What is the point of giving a toddler a time out?

Will it actually change their behavior?
Teach them that what they did is not okay?

Probably not.
Will it keep me from losing my shit?

Yes.

And today I need that.

People, it has been almost eighteen months since I had my child, and we are still breastfeeding.
It's good for the most part. He gets over colds faster, it's a wonderful way to comfort him when he's teething or scared or sick, and it's helping to fortify and build his little system to defend itself long after our bfing days are behind us.
But my kid is cutting molars, and he's got a cold, and I have a cold, and we are not sleeping, and he is biting me, and the chairs, and the tables, and he's having total freak outs when I stop him from doing things like shredding antique books, or taking actual bites out of the kitchen table.

Everywhere I read that this is all normal toddler development, but I am not dealing very well.

For one thing, I still haven't gotten a period since I got pregnant. Yup. Menses-free for twenty five months now.
But according to the super low bc hormone pills I am taking right now, I should be getting my monthly this week, and maybe it's all psychological, but for the last couple of months, during my would-be shark week, I've had bloating, fatigue, mood swings, and cramping.
No blood.
But everything that usually leads up to it.

This puts me in a really crap place.
I'm anxious (of course) that my body is broken.
I'm also cranky, hungry (seriously, there is not enough food in the entire house to keep me full right now), and because of teething and congestion and the magic of toddler breastfeeding, we are also not fucking sleeping either, so I am ratchet.

Is that how the kids use ratchet?

I don't know.

I feel like I started out this blog to document the highs and the lows, but I don't have time to write anything.

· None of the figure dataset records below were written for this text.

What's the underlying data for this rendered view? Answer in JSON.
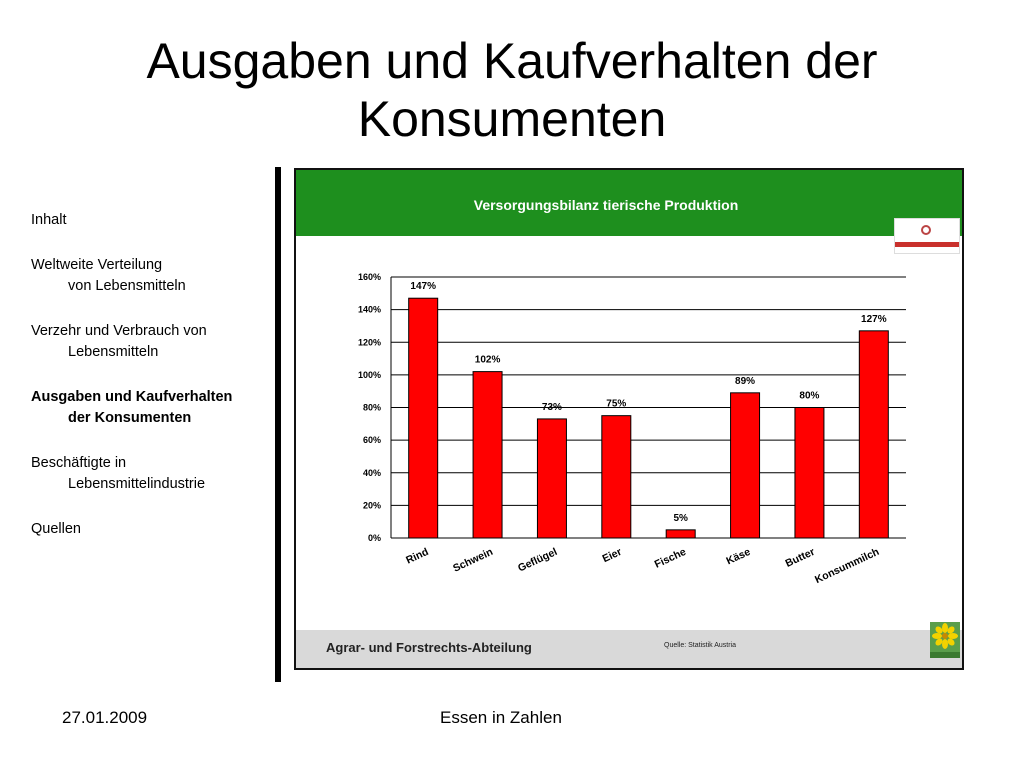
{
  "title": "Ausgaben und Kaufverhalten der Konsumenten",
  "nav": [
    {
      "line1": "Inhalt",
      "line2": ""
    },
    {
      "line1": "Weltweite Verteilung",
      "line2": "von Lebensmitteln"
    },
    {
      "line1": "Verzehr und Verbrauch von",
      "line2": "Lebensmitteln"
    },
    {
      "line1": "Ausgaben und Kaufverhalten",
      "line2": "der Konsumenten",
      "active": true
    },
    {
      "line1": "Beschäftigte in",
      "line2": "Lebensmittelindustrie"
    },
    {
      "line1": "Quellen",
      "line2": ""
    }
  ],
  "figure": {
    "header_title": "Versorgungsbilanz tierische Produktion",
    "footer_title": "Agrar- und Forstrechts-Abteilung",
    "source": "Quelle: Statistik Austria",
    "colors": {
      "header": "#1e8f1e",
      "footer": "#d9d9d9",
      "bar": "#ff0000"
    }
  },
  "chart_data": {
    "type": "bar",
    "title": "Versorgungsbilanz tierische Produktion",
    "categories": [
      "Rind",
      "Schwein",
      "Geflügel",
      "Eier",
      "Fische",
      "Käse",
      "Butter",
      "Konsummilch"
    ],
    "values": [
      147,
      102,
      73,
      75,
      5,
      89,
      80,
      127
    ],
    "data_labels": [
      "147%",
      "102%",
      "73%",
      "75%",
      "5%",
      "89%",
      "80%",
      "127%"
    ],
    "y_ticks": [
      "0%",
      "20%",
      "40%",
      "60%",
      "80%",
      "100%",
      "120%",
      "140%",
      "160%"
    ],
    "ylim": [
      0,
      160
    ],
    "xlabel": "",
    "ylabel": "",
    "grid": true,
    "bar_color": "#ff0000"
  },
  "footer": {
    "date": "27.01.2009",
    "center": "Essen in Zahlen"
  }
}
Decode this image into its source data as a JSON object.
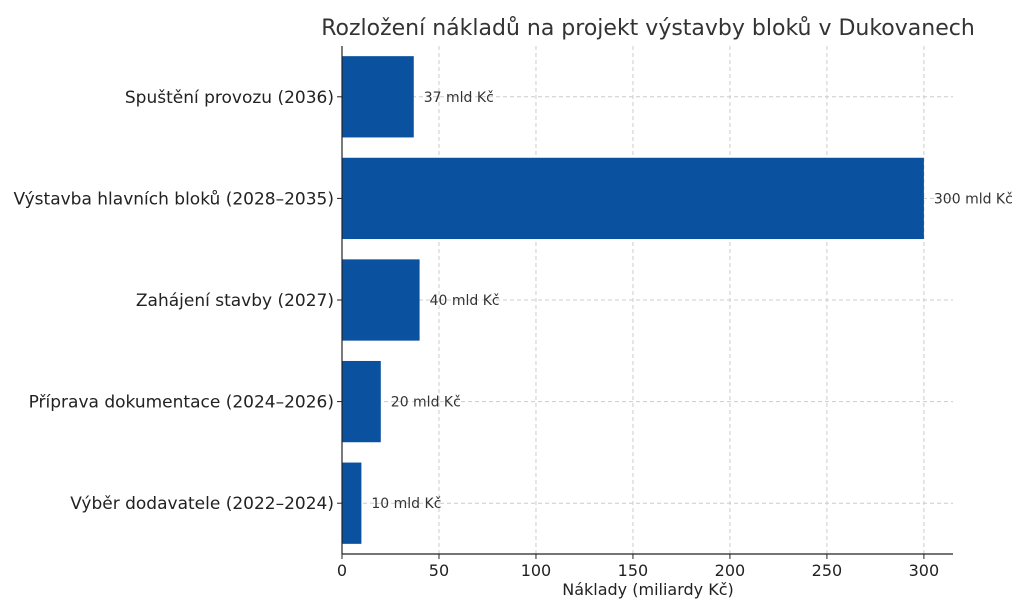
{
  "chart_data": {
    "type": "bar",
    "orientation": "horizontal",
    "title": "Rozložení nákladů na projekt výstavby bloků v Dukovanech",
    "xlabel": "Náklady (miliardy Kč)",
    "ylabel": "",
    "categories": [
      "Spuštění provozu (2036)",
      "Výstavba hlavních bloků (2028–2035)",
      "Zahájení stavby (2027)",
      "Příprava dokumentace (2024–2026)",
      "Výběr dodavatele (2022–2024)"
    ],
    "values": [
      37,
      300,
      40,
      20,
      10
    ],
    "data_labels": [
      "37 mld Kč",
      "300 mld Kč",
      "40 mld Kč",
      "20 mld Kč",
      "10 mld Kč"
    ],
    "xlim": [
      0,
      315
    ],
    "xticks": [
      0,
      50,
      100,
      150,
      200,
      250,
      300
    ],
    "grid": true,
    "bar_color": "#0a51a0"
  }
}
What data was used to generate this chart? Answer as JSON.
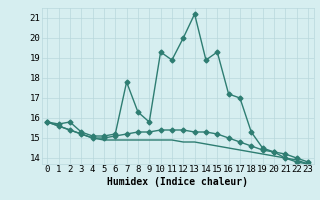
{
  "xlabel": "Humidex (Indice chaleur)",
  "x": [
    0,
    1,
    2,
    3,
    4,
    5,
    6,
    7,
    8,
    9,
    10,
    11,
    12,
    13,
    14,
    15,
    16,
    17,
    18,
    19,
    20,
    21,
    22,
    23
  ],
  "line1": [
    15.8,
    15.7,
    15.8,
    15.3,
    15.1,
    15.1,
    15.2,
    17.8,
    16.3,
    15.8,
    19.3,
    18.9,
    20.0,
    21.2,
    18.9,
    19.3,
    17.2,
    17.0,
    15.3,
    14.5,
    14.3,
    14.0,
    13.8,
    13.7
  ],
  "line2": [
    15.8,
    15.6,
    15.4,
    15.2,
    15.0,
    15.0,
    15.1,
    15.2,
    15.3,
    15.3,
    15.4,
    15.4,
    15.4,
    15.3,
    15.3,
    15.2,
    15.0,
    14.8,
    14.6,
    14.4,
    14.3,
    14.2,
    14.0,
    13.8
  ],
  "line3": [
    15.8,
    15.6,
    15.4,
    15.2,
    15.0,
    14.9,
    14.9,
    14.9,
    14.9,
    14.9,
    14.9,
    14.9,
    14.8,
    14.8,
    14.7,
    14.6,
    14.5,
    14.4,
    14.3,
    14.2,
    14.1,
    14.0,
    13.9,
    13.7
  ],
  "line_color": "#2e7d72",
  "bg_color": "#d6eef0",
  "grid_color": "#b8d8dc",
  "ylim": [
    13.7,
    21.5
  ],
  "yticks": [
    14,
    15,
    16,
    17,
    18,
    19,
    20,
    21
  ],
  "xticks": [
    0,
    1,
    2,
    3,
    4,
    5,
    6,
    7,
    8,
    9,
    10,
    11,
    12,
    13,
    14,
    15,
    16,
    17,
    18,
    19,
    20,
    21,
    22,
    23
  ],
  "marker": "D",
  "marker_size": 2.5,
  "line_width": 1.0,
  "xlabel_fontsize": 7,
  "tick_fontsize": 6.5
}
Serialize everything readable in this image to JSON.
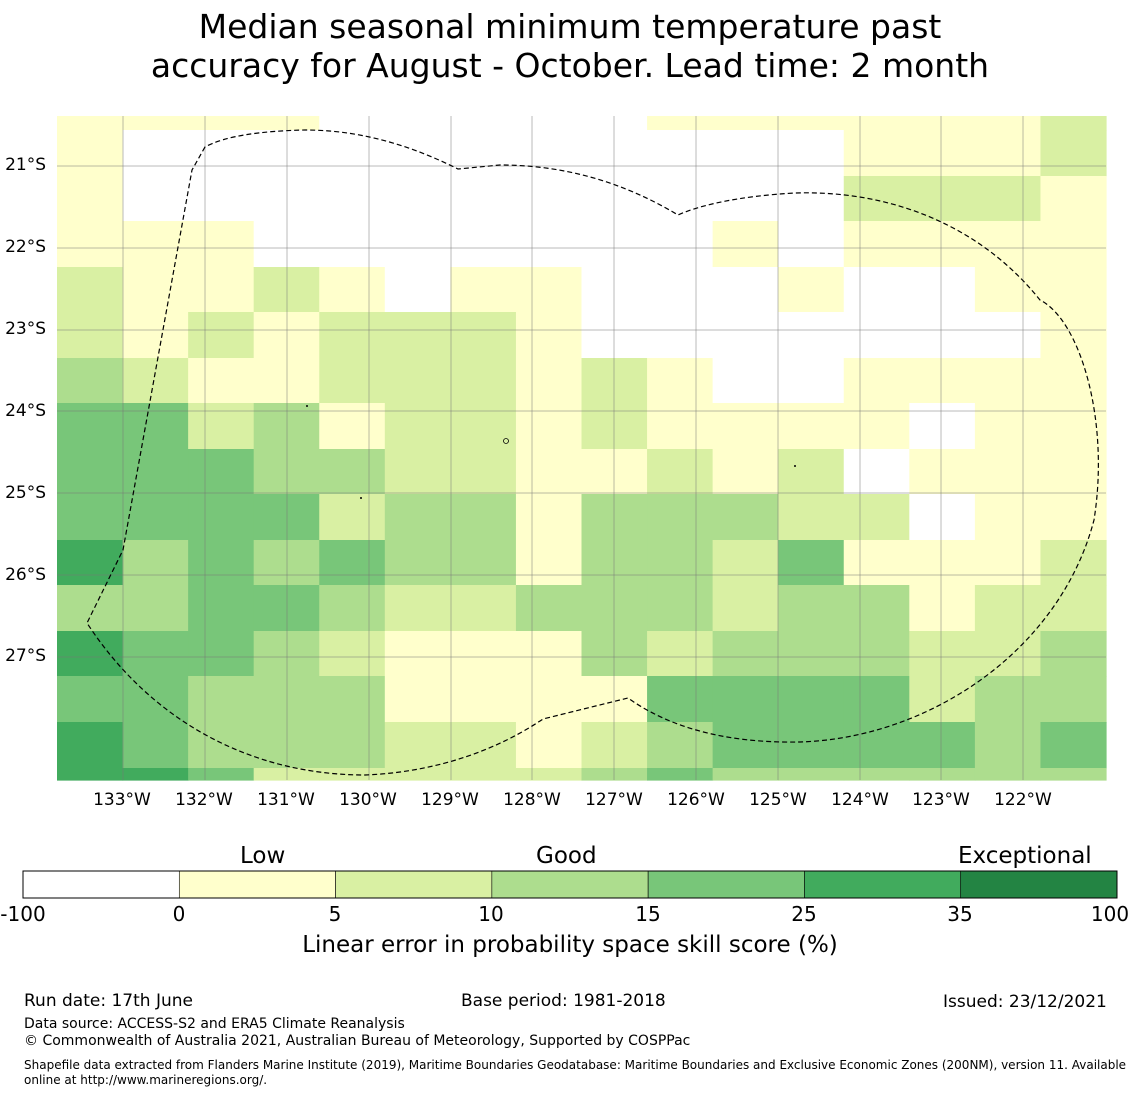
{
  "title_line1": "Median seasonal minimum temperature past",
  "title_line2": "accuracy for August - October. Lead time: 2 month",
  "map": {
    "lat_labels": [
      "21°S",
      "22°S",
      "23°S",
      "24°S",
      "25°S",
      "26°S",
      "27°S"
    ],
    "lon_labels": [
      "133°W",
      "132°W",
      "131°W",
      "130°W",
      "129°W",
      "128°W",
      "127°W",
      "126°W",
      "125°W",
      "124°W",
      "123°W",
      "122°W"
    ],
    "grid_colors_by_class": [
      "#ffffff",
      "#ffffcc",
      "#d9f0a3",
      "#addd8e",
      "#78c679",
      "#41ab5d",
      "#238443"
    ],
    "skill_class_grid": [
      [
        1,
        1,
        1,
        1,
        0,
        0,
        0,
        0,
        0,
        1,
        1,
        1,
        1,
        1,
        1,
        2
      ],
      [
        1,
        0,
        0,
        0,
        0,
        0,
        0,
        0,
        0,
        0,
        0,
        0,
        1,
        1,
        1,
        2
      ],
      [
        1,
        0,
        0,
        0,
        0,
        0,
        0,
        0,
        0,
        0,
        0,
        0,
        2,
        2,
        2,
        1
      ],
      [
        1,
        1,
        1,
        0,
        0,
        0,
        0,
        0,
        0,
        0,
        1,
        0,
        1,
        1,
        1,
        1
      ],
      [
        2,
        1,
        1,
        2,
        1,
        0,
        1,
        1,
        0,
        0,
        0,
        1,
        0,
        0,
        1,
        1
      ],
      [
        2,
        1,
        2,
        1,
        2,
        2,
        2,
        1,
        0,
        0,
        0,
        0,
        0,
        0,
        0,
        1
      ],
      [
        3,
        2,
        1,
        1,
        2,
        2,
        2,
        1,
        2,
        1,
        0,
        0,
        1,
        1,
        1,
        1
      ],
      [
        4,
        4,
        2,
        3,
        1,
        2,
        2,
        1,
        2,
        1,
        1,
        1,
        1,
        0,
        1,
        1
      ],
      [
        4,
        4,
        4,
        3,
        3,
        2,
        2,
        1,
        1,
        2,
        1,
        2,
        0,
        1,
        1,
        1
      ],
      [
        4,
        4,
        4,
        4,
        2,
        3,
        3,
        1,
        3,
        3,
        3,
        2,
        2,
        0,
        1,
        1
      ],
      [
        5,
        3,
        4,
        3,
        4,
        3,
        3,
        1,
        3,
        3,
        2,
        4,
        1,
        1,
        1,
        2
      ],
      [
        3,
        3,
        4,
        4,
        3,
        2,
        2,
        3,
        3,
        3,
        2,
        3,
        3,
        1,
        2,
        2
      ],
      [
        5,
        4,
        4,
        3,
        2,
        1,
        1,
        1,
        3,
        2,
        3,
        3,
        3,
        2,
        2,
        3
      ],
      [
        4,
        4,
        3,
        3,
        3,
        1,
        1,
        1,
        1,
        4,
        4,
        4,
        4,
        2,
        3,
        3
      ],
      [
        5,
        4,
        3,
        3,
        3,
        2,
        2,
        1,
        2,
        3,
        4,
        4,
        4,
        4,
        3,
        4
      ],
      [
        5,
        5,
        4,
        2,
        2,
        2,
        2,
        2,
        3,
        4,
        3,
        3,
        3,
        3,
        3,
        3
      ]
    ],
    "dot_marker_count": 4
  },
  "colorbar": {
    "categories": [
      "Low",
      "Good",
      "Exceptional"
    ],
    "ticks": [
      "-100",
      "0",
      "5",
      "10",
      "15",
      "25",
      "35",
      "100"
    ],
    "colors": [
      "#ffffff",
      "#ffffcc",
      "#d9f0a3",
      "#addd8e",
      "#78c679",
      "#41ab5d",
      "#238443"
    ],
    "label": "Linear error in probability space skill score (%)"
  },
  "footer": {
    "run_date": "Run date: 17th June",
    "base_period": "Base period: 1981-2018",
    "issued": "Issued: 23/12/2021",
    "data_source": "Data source: ACCESS-S2 and ERA5 Climate Reanalysis",
    "copyright": "© Commonwealth of Australia 2021, Australian Bureau of Meteorology, Supported by COSPPac",
    "shapefile": "Shapefile data extracted from Flanders Marine Institute (2019), Maritime Boundaries Geodatabase: Maritime Boundaries and Exclusive Economic Zones (200NM), version 11. Available online at http://www.marineregions.org/."
  }
}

I don't have the perspective to document the emotional roller coaster I am on.

I barely have the cognitive ability to know that if I don't put my kid in his pack n' play for ten minutes and ignore him that I stand the very real risk of throwing him out the window.*

So I do.

I put my screaming, crying, miserable child down in the pack n play, by himself, and I ignore him.
I make sure there are no toys with strings, or blocks he can stand on, or bits small enough he can choke on, and I leave him in there while I go the fuck away.
Sometimes I just go to the kitchen and make a cup of tea.
Sometimes I put on headphones, and listen to three songs.
Sometimes I go to the bathroom and I cry my stupid heart out.

Because there's still all this other stuff to do.
There are still classes to plan for, bills to pay, errands to run, meals to prepare, dogs to walk, cat boxes to clean, trash to take out, laundry to do, and everything else imaginable.
And I can't fathom any of it if I don't reset.